Eric Baudart is a French installation artist based in Sevres, a commune in the southwestern suburbs of Paris. Always aiming for a delicate transformation within his pieces, this artist’s work screams contemporary resonance without compromising some aspects of his country’s older avant-garde heritage, mostly the ready-made works. Baudart’s pieces are made from commonplace utensils like combed plastic, paper and adhesive tape, but in a way that Eric grants them a whole new contextualization unlike the one they’ve had before.
The Cubikron projects are, for instance, a perfect example of how Eric Baudart operates. These pieces, each titled the same but differentiated by the version tag (1.0, 2.0 and 3.0), are made from honeycombed plastic and they are concurrently a kind of affront to its original marble materiality. They defy the original context whilst offering new values underlined by an oscillating light. It should be noted that sophisticated humor plays a relatively vital role in Eric’s art, although it is oftentimes hidden in the very title of the piece. In Cubikron‘s case, the name is derived from the Latin term cubicos and the Greek word kybikós, both signifying the presence of the third dimension. Furthermore, Baudart is heavily concerned with the process of his art creation – which is rather natural as his work is based on a ready-made kind of art. Eric has been widely exhibited internationally with group exhibitions at the MAMCO in Geneva, Le Petit Palais in Paris, La Centrale for Contemporary Art in Brussels and Bass Museum of Art in Miami being just some of the names of prestigious institutions within whose walls Baudart’s pieces have found a temporary home. He also had a few solo exhibitions across the territory of France and some of his pieces are held in various notable museum collections, including the MFA, Boston and the MAMCO, Geneva. It should also be noted that Baudart is a proud owner of 2011 Meurice Prize for contemporary art, an award that is a definite milestone of young Eric’s career.

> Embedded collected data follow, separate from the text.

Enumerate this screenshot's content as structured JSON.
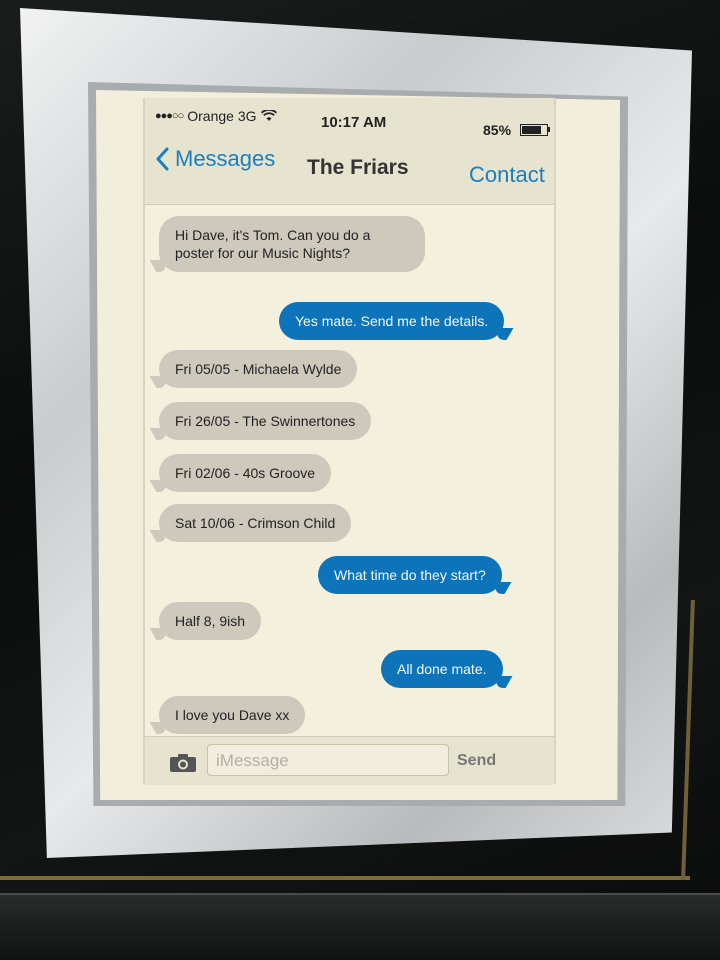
{
  "status_bar": {
    "signal_dots": "●●●○○",
    "carrier": "Orange 3G",
    "time": "10:17 AM",
    "battery": "85%",
    "battery_level": 0.85
  },
  "nav": {
    "back_label": "Messages",
    "title": "The Friars",
    "contact_label": "Contact"
  },
  "messages": [
    {
      "from": "them",
      "text": "Hi Dave, it's Tom. Can you do a\nposter for our Music Nights?"
    },
    {
      "from": "me",
      "text": "Yes mate. Send me the details."
    },
    {
      "from": "them",
      "text": "Fri 05/05 - Michaela Wylde"
    },
    {
      "from": "them",
      "text": "Fri 26/05 - The Swinnertones"
    },
    {
      "from": "them",
      "text": "Fri 02/06 - 40s Groove"
    },
    {
      "from": "them",
      "text": "Sat 10/06 - Crimson Child"
    },
    {
      "from": "me",
      "text": "What time do they start?"
    },
    {
      "from": "them",
      "text": "Half 8, 9ish"
    },
    {
      "from": "me",
      "text": "All done mate."
    },
    {
      "from": "them",
      "text": "I love you Dave xx"
    }
  ],
  "input": {
    "placeholder": "iMessage",
    "send_label": "Send"
  },
  "colors": {
    "outgoing_bubble": "#0d74ba",
    "incoming_bubble": "#cdc9bc",
    "accent": "#1a7fc0",
    "paper": "#f1eedc"
  }
}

Eric Baudart’s art is heavily based on the early 20th century ready-made art, although his work does add more then few original concepts of its own
Baudart’s work may seem a lot similar to Duchamp’s ready-made art, but Eric manages to take it a step forward, giving the entire avant-garde technique a strong 21st-century note – the materials and objects used are not mere found objects but rather reconfigured and repurposed pieces. This way, Baudart is able to carefully install a delicate choreography of structure, color and form without simply moving one object to another place, but actually altering it just enough to give it a new context. It will be interesting to see where Eric will chose to take his creative practice next, as at this time it appears that all the artistic doors are opened to him- we’ll just wait and see which one he will decide to open.